1
votes

Explanation of the problem: I have points with (x,y,z) coordinates at two+ distinct times. For convenience, they can be imagined as irregularly spaced points along the surface of an inverted paraboloid. There is some minimal thickness to the paraboloid. The paraboloid changes shape slightly as time proceeds (like a balloon inflating) and when it does so, all of the points move. By substracting the coordinates at time2 - time1, I can get the displacement vectors at each point.

It is important to note (and I suspect this might be the source of the problem) that at the first time point, the x and y coordinates range from 0 to 2000, and the z coordinates are all within a narrower range - say 350 to 450. During the deformation, each point has an x component of displacement, y component, and z component. The x and y components are small (~50 at most), while the z component is the largest (goes up to 400 near the center, much less near the edges).

Using weighted moving least squares at the location of each point, I am trying to fit the components of displacements to a second degree polynomial surface in terms of the original x,y,z coordinates of the point: eg. x component of

displacement = ax^2 + bxy + cx + dy^2.. + hz^2 + iz + j

I use the lsqr function in MATLAB,like so, looping through each point for each time interval:

Ux = displacements{k,1}(:,1);
Cx = lsqr((adjust_B_matrix'*W*adjust_B_matrix),(adjust_B_matrix'*W*Ux),1e-7,10000); 

W is the weight matrix, and adjust_B_matrix is the matrix of all (x,y,z) coordinates at time 1, shifted so that they're all centered around the point at which I'm trying to fit the function.

What is going wrong? It's just not working -- once I have the functions, they're re-centered around the actual coordinates of the points. But once I plot the resulting points (initial pointx + displacementx, initial pointy + displacementy, initial pointz + displacementz) by plugging in the coordinates at time 1 into the now-discovered functions, it just spits out a surface that looks just like the surface at time 1.

What might be going wrong? Things I have tried:

  1. It's not an issue with the code itself- I generated 'fake' data using a grid of points and it worked perfectly. The predicted locations were superimposed with the actual coordinates and I was able to get back the function I started with. But in my trial example, I used x,y,z from 0 to 5, evenly spaced.
  2. Global fitting works (but I need local fitting...). I tried MATLAB's curve fitting toolbox and just tried to fit one of the displacements to only x and y coordinates, globally. It worked perfectly.
  3. I think I shouldn't have a singular matrix issue because I use a large radius (around 75-80) points in the calculations, somewhat dispersed in 3D space.

Suspicions: I think it has to do with the uneven distribution of initial (x,y,z) coordinates, but I don't know why or how to fix the issue, or even what method I can use.

If you read this far, thank you so much. Any advice would be greatly appreciated.

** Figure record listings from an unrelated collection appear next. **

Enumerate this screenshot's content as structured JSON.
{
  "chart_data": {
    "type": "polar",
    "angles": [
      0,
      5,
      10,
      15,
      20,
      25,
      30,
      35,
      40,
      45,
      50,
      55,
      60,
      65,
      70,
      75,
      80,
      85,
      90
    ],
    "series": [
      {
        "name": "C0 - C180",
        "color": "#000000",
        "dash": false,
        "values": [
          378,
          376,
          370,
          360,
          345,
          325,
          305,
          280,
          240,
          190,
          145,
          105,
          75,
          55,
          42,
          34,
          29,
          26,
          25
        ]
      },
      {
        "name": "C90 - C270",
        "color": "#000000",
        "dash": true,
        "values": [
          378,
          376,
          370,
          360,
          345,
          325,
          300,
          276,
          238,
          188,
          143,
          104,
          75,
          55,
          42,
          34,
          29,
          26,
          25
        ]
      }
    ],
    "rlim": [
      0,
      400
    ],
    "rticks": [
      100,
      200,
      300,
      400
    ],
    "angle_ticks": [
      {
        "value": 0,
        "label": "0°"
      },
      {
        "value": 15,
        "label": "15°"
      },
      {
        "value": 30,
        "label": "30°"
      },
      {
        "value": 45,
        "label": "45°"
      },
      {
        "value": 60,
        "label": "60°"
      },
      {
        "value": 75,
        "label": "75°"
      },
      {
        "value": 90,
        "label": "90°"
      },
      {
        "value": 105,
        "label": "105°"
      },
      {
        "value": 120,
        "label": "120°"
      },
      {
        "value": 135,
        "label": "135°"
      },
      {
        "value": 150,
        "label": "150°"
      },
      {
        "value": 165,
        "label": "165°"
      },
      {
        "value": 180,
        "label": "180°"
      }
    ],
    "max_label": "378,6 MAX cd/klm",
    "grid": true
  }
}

Figure for reference: green = predicted points at time 2. Overlapping mostly with red, the actual coordinates of the points at time 1. blue is the correct coordinates of points at time 2 (this is where the green ones should be if things were working).

image

Updated link for files: http://a.tmp.ninja/eWfkNmFZyTFk.zip Contents - code, sample data (please load the .mat files).

1
Welcome to stack overflow! You've obviously put effort into describing this tricky problem, but it's hard to really understand. I think you're much more likley to get help if you could share code that we could run along with example data (see minimal reproducible example). I appreciate that's tricky but for this kind of question I think it will be the best way to get a helpful answer. Good luck!Justin
Thank you for your response and the edits! I was worried that the code was too long (I'm a beginner and it shows...) but I'll try to clean it up and post it shortly. Thanks again!confusedstudent

1 Answers

-1
votes

I can't actually access the code you posted, so here's some general suggestions.

It does look like the curve fitting toolbox has tools that do exactly what you are looking for, checkout the bottom of this page: https://www.mathworks.com/help/curvefit/polynomial.html#bt9ykh.

It looks like for whatever your learned function for the displacement is just very small or zero everywhere. I suspect the issue is just a minor typo/error on your part somewhere in your pipeline, possibly translating what you have to work with the fit function will reveal the issue.

This really shouldn't be the issue, but in the future if you had much more unbalanced data you could normalize it all before fitting (x_norm = (x - x_mu)/x_std).

Also, I don't think this is your problem either, but you can check if your matrix is close to singular by checking the condition number using the cord() function. So you could check cond(adjust_B_matrix'Wadjust_B_matrix). Second, If you check the documentation for lsqr there is an option to get a debug return flag, that is worth checking too.